Laporan mengenai peninjauan tersebut disampaikan secara resmi di Jakarta pada Rabu (6/5/2026) oleh Kepala Pusat Pelindungan Varietas Tanaman dan Perizinan Pertanian (PPVTPP) Kementan, Leli Nuryati. Ia menyatakan bahwa kerusakan irigasi akibat bencana longsor pada akhir tahun sebelumnya menyebabkan pendangkalan dan terhambatnya aliran air ke persawahan warga.
"Tujuan kita ke sini adalah mengecek langsung mengenai surat yang disampaikan Kepala Desa Wangunreja. Dilaporkan ada beberapa titik saluran irigasi yang rusak sehingga menyebabkan air irigasi ke sawah tidak lancar," ujar Leli yang juga menjabat sebagai Penanggung Jawab Swasembada Berkelanjutan Kabupaten Sukabumi.
Dampak Kerusakan pada Lahan Pertanian
Berdasarkan laporan Pemerintah Desa Wangunreja, kerusakan saluran irigasi primer berdampak sangat serius terhadap penyusutan luasan lahan sawah produktif. Potensi tanam dari luas baku sawah (LBS) sebesar 322 hektare kini hanya dapat ditanami 128 hektare, yang berarti petani kehilangan lahan operasi mencapai 194 hektare atau sekitar 61,25 persen.
Selain penyusutan lahan, Indeks Pertanaman (IP) padi di desa tersebut juga mengalami penurunan yang signifikan. Sebelum bencana terjadi, petani dapat menanam padi hingga tiga kali setahun (IP 300), namun setelah fasilitas irigasi rusak frekuensi tanam menyusut menjadi dua kali (IP 200).
Leli menegaskan, sesuai arahan Menteri Pertanian Amran Sulaiman, perbaikan saluran pengairan ini bersifat sangat mendesak.

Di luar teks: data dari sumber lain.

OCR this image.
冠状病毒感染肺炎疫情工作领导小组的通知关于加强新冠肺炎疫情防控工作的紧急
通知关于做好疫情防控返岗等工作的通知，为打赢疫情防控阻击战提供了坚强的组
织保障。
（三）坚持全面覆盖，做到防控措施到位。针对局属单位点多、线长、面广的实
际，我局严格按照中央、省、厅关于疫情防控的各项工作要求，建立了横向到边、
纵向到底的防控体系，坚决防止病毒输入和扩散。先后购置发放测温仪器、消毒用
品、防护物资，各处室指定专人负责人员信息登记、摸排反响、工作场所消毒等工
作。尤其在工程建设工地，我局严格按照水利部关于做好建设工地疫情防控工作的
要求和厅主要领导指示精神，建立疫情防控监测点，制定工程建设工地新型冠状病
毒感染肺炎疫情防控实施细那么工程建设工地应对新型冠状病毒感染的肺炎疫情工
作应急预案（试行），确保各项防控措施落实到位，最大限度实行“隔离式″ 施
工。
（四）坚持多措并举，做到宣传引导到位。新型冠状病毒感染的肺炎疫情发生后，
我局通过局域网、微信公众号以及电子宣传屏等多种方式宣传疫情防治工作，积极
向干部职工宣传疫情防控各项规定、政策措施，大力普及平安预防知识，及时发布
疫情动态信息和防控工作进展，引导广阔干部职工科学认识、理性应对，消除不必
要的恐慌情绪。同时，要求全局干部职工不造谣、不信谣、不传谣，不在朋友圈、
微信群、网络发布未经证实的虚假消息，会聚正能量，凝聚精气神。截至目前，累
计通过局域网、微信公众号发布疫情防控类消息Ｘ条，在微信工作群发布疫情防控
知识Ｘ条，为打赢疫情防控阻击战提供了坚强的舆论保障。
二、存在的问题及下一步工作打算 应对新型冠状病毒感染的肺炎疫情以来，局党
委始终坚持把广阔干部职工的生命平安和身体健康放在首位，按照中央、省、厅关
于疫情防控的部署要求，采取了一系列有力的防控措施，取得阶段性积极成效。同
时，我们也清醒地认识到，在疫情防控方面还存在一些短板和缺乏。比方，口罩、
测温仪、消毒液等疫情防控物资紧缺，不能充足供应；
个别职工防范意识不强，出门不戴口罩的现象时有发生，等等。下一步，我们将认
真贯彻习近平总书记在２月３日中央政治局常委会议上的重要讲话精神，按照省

Seluruh jajaran Kementan telah diperintahkan untuk segera berkoordinasi dengan para pemangku kepentingan demi memastikan ketersediaan air dan keberlangsungan produksi padi unggulan.
Tindak Lanjut dan Rencana Perbaikan Infrastruktur
Kepala Desa Wangunreja, Ganda Permana, mengapresiasi respons cepat Kementan atas usulan perbaikan fasilitas irigasi yang rusak akibat bencana longsor pada 28 Desember 2025 tersebut. Pihaknya kini berharap ada bantuan normalisasi sedimen sepanjang 12 kilometer menggunakan alat berat, serta pengadaan gorong-gorong maupun tanggul penahan tanah.
Sementara itu, Kepala Satuan Unit Pelayanan Cimandiri-Cibareno Dinas Pengelolaan Sumber Daya Air (PSDA) Jawa Barat, Dhani Erawan, menyebutkan bahwa penanggulangan sementara telah dijalankan sejak awal 2026. Pihaknya mengerahkan alat berat berkapasitas kecil dan menggunakan plastik geomembran agar air tetap bisa mengairi persawahan, meski debitnya belum maksimal.
"Untuk penanggulangan permanen, kami sudah mengajukan perbaikan melalui Inpres Nomor 2, tetapi titik kerusakan tersebut belum tercakup dalam Desain Teknik Rinci (DED). Kami terus mengupayakan DED mandiri dan menunggu persetujuan anggaran melalui Balai Besar Wilayah Sungai (BBWS) Citarum," jelas Dhani.
Kunjungan peninjauan ini diakhiri dengan kesepakatan tindak lanjut yang mencakup pendataan area serta pelaporan alih fungsi lahan kepada Dinas Pertanian Kabupaten Sukabumi. Selain itu, setiap instansi terkait berkomitmen untuk berkoordinasi lebih intensif dalam perencanaan luas dan pola tanam guna menyukseskan program swasembada pangan 2026.